Chimeric slugs 24 h after transplanting rear portions. (A) AX3 front/NP84 rear, showing compact rear and few cells dropped. (B) NP84 front/AX3 rear, showing a continuous stream of cells dropped in the trail. The tip of this slug is raised off the agar surface. Slugs are approximately 1 mm long.

Fig. 2.

Chimeric slugs 24 h after transplanting rear portions. (A) AX3 front/NP84 rear, showing compact rear and few cells dropped. (B) NP84 front/AX3 rear, showing a continuous stream of cells dropped in the trail. The tip of this slug is raised off the agar surface. Slugs are approximately 1 mm long.
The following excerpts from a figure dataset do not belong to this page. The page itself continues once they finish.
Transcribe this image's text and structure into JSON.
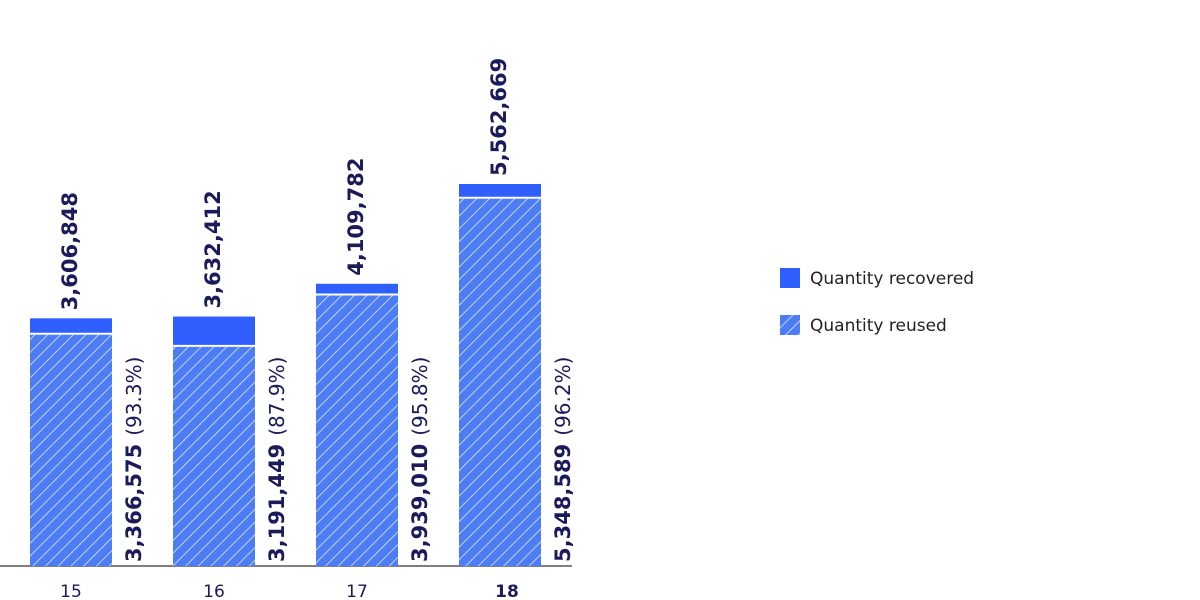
{
  "chart_data": {
    "type": "overlay-bar",
    "categories": [
      "15",
      "16",
      "17",
      "18"
    ],
    "series": [
      {
        "name": "Quantity recovered",
        "color": "#2f5fff",
        "values": [
          3606848,
          3632412,
          4109782,
          5562669
        ],
        "value_labels": [
          "3,606,848",
          "3,632,412",
          "4,109,782",
          "5,562,669"
        ]
      },
      {
        "name": "Quantity reused",
        "color": "#4d7df5",
        "hatch": true,
        "values": [
          3366575,
          3191449,
          3939010,
          5348589
        ],
        "value_labels": [
          "3,366,575",
          "3,191,449",
          "3,939,010",
          "5,348,589"
        ],
        "share_labels": [
          "(93.3%)",
          "(87.9%)",
          "(95.8%)",
          "(96.2%)"
        ]
      }
    ]
  }
}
The tip of the D. discoideum slug secretes cAMP (Rubin, 1976) and this may be involved in maintaining polarity and cohesion in the slug (Durston & Vork, 1979). While a tip is necessary for the cell mass to remain organised (Raper, 1940), our experiments show that it does not entirely control the integrity of the slug; an NP84 tip will not maintain the integrity of an NP84 front/AX3 rear chimera, nor will a young NP84 tip maintain the integrity of an aged NP84 rear. Also an aged NP84 tip which comes from a slug that has a trailing rear does not prevent the young NP84 rear portion of a chimeric slug from being well defined. This is consistent with the hypothesis that the integrity of the slug is maintained, at least in part, by cell autonomous factors such as cell surface components.

Understanding of cell loss from the rear of the D. discoideum aggregate may provide insight into the mechanism of branching in the more complex fruiting bodies of some species of cellular slime moulds. If D. discoideum strain AX3 formed stalk continuously during migration, as do most species of cellular slime moulds (e.g. D. mucoroides), the fruiting bodies formed from clumps of cells left in the slime trail would be branches along the stalk. There are now known to be species of cellular slime moulds which have irregularly spaced fruiting bodies along the stalk caused by leaving behind clumps of cells from the rear of the aggregate (e.g. D. aureostipes;Cavender, Raper & Norberg, 1979), as well as those in which loss of cells is more regular and evenly proportioned branches are formed (e.g. P. violaceum, P. pallidum;Harper, 1932; Bonner, 1967).